We are hard-wired to tell stories.
... those long dark nights when we sat around the warmth and safety of a fire and shared stories about our day: what we did, what we hunted and gathered, what we saw - and of course all of those tales would've had a good dose of imagination thrown in. That animal we speared for dinner became far larger than it actually was, the trip to gather water from a nearby stream became fraught with tension because we lost our way and couldn't get back for ages (when actually we probably just took some time out to sit by the water and dream for a bit), and then there are the stories we tell about others, embellishing our own with those day to day interactions and relationships.
What wonderful stories we had the privilege of sharing at my recent Introduction to Memoir Workshop last weekend. A gathering of women with ideas and projects to describe, eager to commit their stories to the written word.
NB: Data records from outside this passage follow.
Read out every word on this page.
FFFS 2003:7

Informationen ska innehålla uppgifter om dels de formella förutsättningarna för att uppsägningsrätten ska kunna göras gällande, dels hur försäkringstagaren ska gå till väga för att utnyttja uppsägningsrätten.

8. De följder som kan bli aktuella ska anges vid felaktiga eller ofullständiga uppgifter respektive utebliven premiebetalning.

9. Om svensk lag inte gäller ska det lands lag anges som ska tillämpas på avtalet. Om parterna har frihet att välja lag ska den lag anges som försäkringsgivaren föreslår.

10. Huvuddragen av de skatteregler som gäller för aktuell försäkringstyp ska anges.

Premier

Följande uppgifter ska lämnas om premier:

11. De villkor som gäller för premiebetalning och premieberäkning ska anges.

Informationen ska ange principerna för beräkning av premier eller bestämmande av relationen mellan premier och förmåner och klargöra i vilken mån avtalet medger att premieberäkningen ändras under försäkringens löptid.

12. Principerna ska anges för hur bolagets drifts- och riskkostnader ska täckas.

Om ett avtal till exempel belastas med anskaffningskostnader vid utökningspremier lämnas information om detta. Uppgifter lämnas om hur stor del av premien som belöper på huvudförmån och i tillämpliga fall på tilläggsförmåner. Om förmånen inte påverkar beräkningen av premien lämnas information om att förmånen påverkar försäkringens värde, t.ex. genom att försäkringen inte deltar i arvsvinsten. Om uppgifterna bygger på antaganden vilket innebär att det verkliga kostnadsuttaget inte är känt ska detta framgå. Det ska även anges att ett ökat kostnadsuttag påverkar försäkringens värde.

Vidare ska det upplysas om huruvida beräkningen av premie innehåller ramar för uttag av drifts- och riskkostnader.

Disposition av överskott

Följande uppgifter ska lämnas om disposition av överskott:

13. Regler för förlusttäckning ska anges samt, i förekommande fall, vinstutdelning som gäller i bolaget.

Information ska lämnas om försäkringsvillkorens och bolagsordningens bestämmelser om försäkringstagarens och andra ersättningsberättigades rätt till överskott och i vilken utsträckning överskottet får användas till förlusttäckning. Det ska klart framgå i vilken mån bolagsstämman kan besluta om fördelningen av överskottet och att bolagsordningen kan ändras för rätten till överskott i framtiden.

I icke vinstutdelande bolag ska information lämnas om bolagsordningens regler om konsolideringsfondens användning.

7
The writing of memoir involves the telling of truth, your story or journey, what happened during a time of change or transformation in your life. It can take courage to tell those stories, and we tell them when we are ready.
That can take a while. My Mom died in 2010 and it has only been within the last two or three years that I have started the writing of my memoir about her. In contrast, my memoir about my first year after a breast cancer diagnosis was written and published within three years of that fateful day when I found out I had cancer.
Good strong stories customarily follow a narrative arc. A very simplistic description of the arc is the beginning where we meet the main characters and the scene is set (Act 1), the conflict/action/crisis follows (Act 2) and then the resolution ends the story (Act 3), where we find out what eventuated, the conclusion of our story. For example, earlier I mentioned going to the stream for water. That is Act 1 where we meet the person, the scene is set. Act 2 is all the conflict - what happens to challenge the mission of getting water? Our character falls down a hole, or is confronted by a wild animal, or indeed falls in the stream and floats away. Act 3 is how our character made it back to camp. How did they manage? What did they do? What have they learned from the experience?
Sometimes we are still living the story we want to write about. There is no resolution yet. We don't know what the end will be. Should that stop you from writing your story? No, I don't think so. You'll probably have the first two parts of your arc, and some memoirs do end with nothing being resolved.
Whatever your story and wherever you are in it, tell it.
Write it honestly and truthfully, because therein lies the power.